Behind me, a group of fairgoers enters the building. Their reflections move ghostlike and dim across the glass panes of Margaret’s incubator until something catches the light. I turn quickly to see what is sparkling so and watch head nurse Louise Recht slip a ring off her finger and then slide it, glittering, up the leg of one of the infants. The crowd gasps, whether in horror or awe, and Louise deftly drops the ring back on her finger before tucking the baby safely away. “And even that small,” she concludes with pride, “the baby will survive.”
I turn again to Margaret. Her limbs, too, could be encircled by a ring meant for a woman’s finger. Her veins, purple-red like a bruise, circumnavigate the entirety of her tiny torso like the lifeline of a palm.
I place my own palm on the glass that separates us. Those spidery veins, the thin lines of her ribs—they are begging to be filled with life.
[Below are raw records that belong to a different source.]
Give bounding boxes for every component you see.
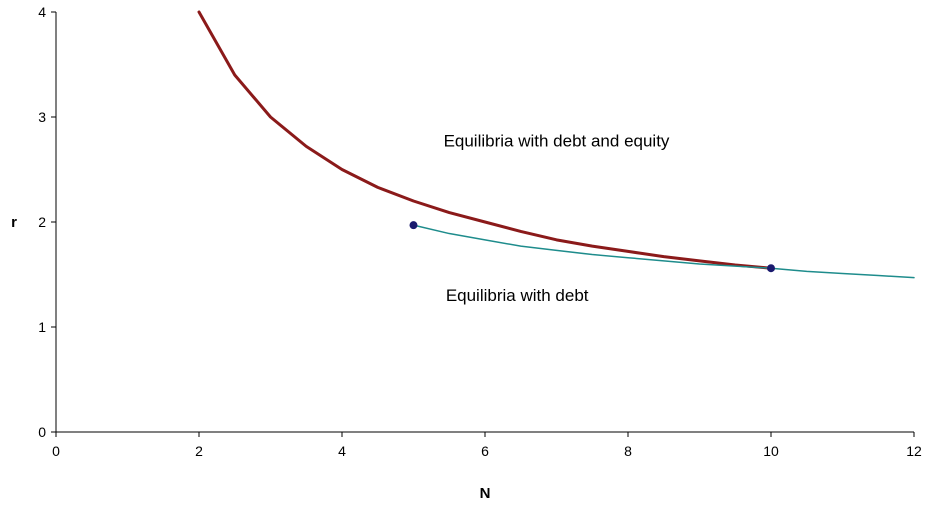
x-tick-label: 10: [763, 443, 779, 459]
x-tick-label: 4: [338, 443, 346, 459]
series-line-debt-and-equity: [197, 10, 773, 270]
y-tick-label: 3: [38, 109, 46, 125]
y-tick-label: 0: [38, 424, 46, 440]
series-line-debt: [412, 224, 915, 279]
x-axis-title: N: [480, 485, 491, 502]
annotation-label: Equilibria with debt and equity: [444, 131, 670, 150]
y-tick-label: 2: [38, 214, 46, 230]
x-tick-label: 0: [52, 443, 60, 459]
y-tick-label: 4: [38, 4, 46, 20]
annotations-group: Equilibria with debt and equity Equilibri…: [444, 131, 670, 304]
annotation-label: Equilibria with debt: [446, 286, 589, 305]
data-point-marker: [409, 221, 418, 230]
x-tick-label: 6: [481, 443, 489, 459]
y-axis-title: r: [11, 214, 17, 231]
x-tick-label: 12: [906, 443, 922, 459]
x-tick-label: 2: [195, 443, 203, 459]
data-point-marker: [767, 264, 775, 273]
x-tick-label: 8: [624, 443, 632, 459]
series-group: [197, 10, 915, 279]
points-group: [409, 221, 775, 273]
y-tick-label: 1: [38, 319, 46, 335]
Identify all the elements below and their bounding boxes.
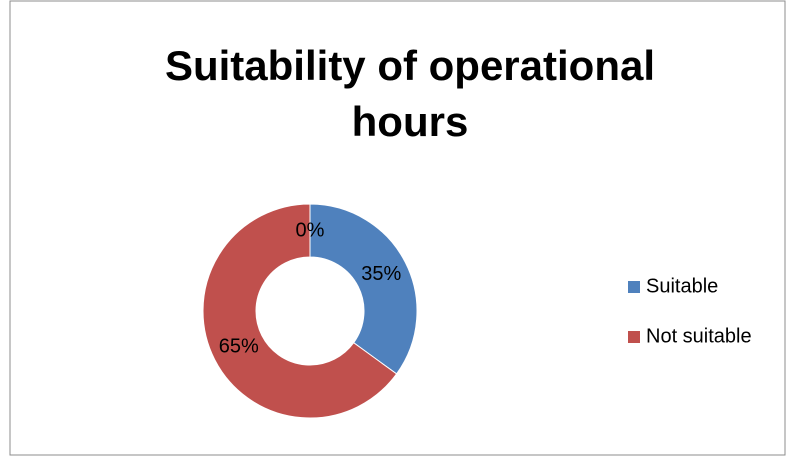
data-label: 0% <box>296 219 325 241</box>
data-label: 65% <box>219 336 259 358</box>
legend-label: Suitable <box>646 275 718 297</box>
chart-title: Suitability of operational hours <box>164 42 656 145</box>
donut-segment <box>309 203 418 375</box>
legend-swatch <box>628 331 640 343</box>
data-label: 35% <box>361 263 401 285</box>
legend-swatch <box>628 281 640 293</box>
donut-segment <box>202 203 398 419</box>
legend-label: Not suitable <box>646 325 752 347</box>
chart-border <box>9 0 786 456</box>
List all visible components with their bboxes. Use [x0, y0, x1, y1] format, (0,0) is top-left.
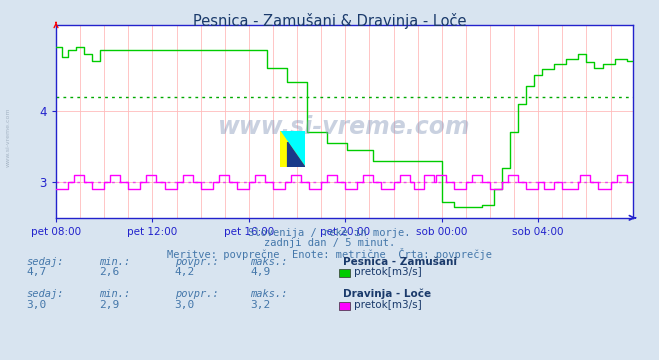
Text: povpr.:: povpr.:: [175, 257, 218, 267]
Text: pretok[m3/s]: pretok[m3/s]: [354, 267, 422, 278]
Text: min.:: min.:: [99, 289, 130, 299]
Text: 3,0: 3,0: [26, 300, 47, 310]
Text: 2,6: 2,6: [99, 267, 119, 278]
Text: pretok[m3/s]: pretok[m3/s]: [354, 300, 422, 310]
Text: sedaj:: sedaj:: [26, 289, 64, 299]
Text: Pesnica - Zamušani & Dravinja - Loče: Pesnica - Zamušani & Dravinja - Loče: [192, 13, 467, 28]
Text: www.si-vreme.com: www.si-vreme.com: [218, 115, 471, 139]
Text: Slovenija / reke in morje.: Slovenija / reke in morje.: [248, 228, 411, 238]
Text: 4,2: 4,2: [175, 267, 195, 278]
Text: 3,2: 3,2: [250, 300, 271, 310]
Polygon shape: [280, 131, 305, 167]
Text: Pesnica - Zamušani: Pesnica - Zamušani: [343, 257, 457, 267]
Text: 4,9: 4,9: [250, 267, 271, 278]
Text: povpr.:: povpr.:: [175, 289, 218, 299]
Text: sedaj:: sedaj:: [26, 257, 64, 267]
Text: www.si-vreme.com: www.si-vreme.com: [5, 107, 11, 167]
Text: 4,7: 4,7: [26, 267, 47, 278]
Text: Dravinja - Loče: Dravinja - Loče: [343, 288, 431, 299]
Polygon shape: [287, 142, 305, 167]
Text: Meritve: povprečne  Enote: metrične  Črta: povprečje: Meritve: povprečne Enote: metrične Črta:…: [167, 248, 492, 260]
Text: 3,0: 3,0: [175, 300, 195, 310]
Text: maks.:: maks.:: [250, 257, 288, 267]
Text: min.:: min.:: [99, 257, 130, 267]
Polygon shape: [280, 131, 305, 167]
Text: 2,9: 2,9: [99, 300, 119, 310]
Text: zadnji dan / 5 minut.: zadnji dan / 5 minut.: [264, 238, 395, 248]
Text: maks.:: maks.:: [250, 289, 288, 299]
I want so desperately to pour it into them, to breathe into Margaret’s knobby body and fill it with love.
I am a trained nurse, I remind myself. Nearly registered. When it comes to life, I must deal in numbers and facts. The love of a near stranger will never do what milk or oxygen does for an infant. I am a nurse, and I cannot afford the distracting comfort of superstition.
Beside my palm on the glass, Louise’s reflection grows larger. I cringe, hoping she isn’t going to make a spectacle of Margaret with the ring.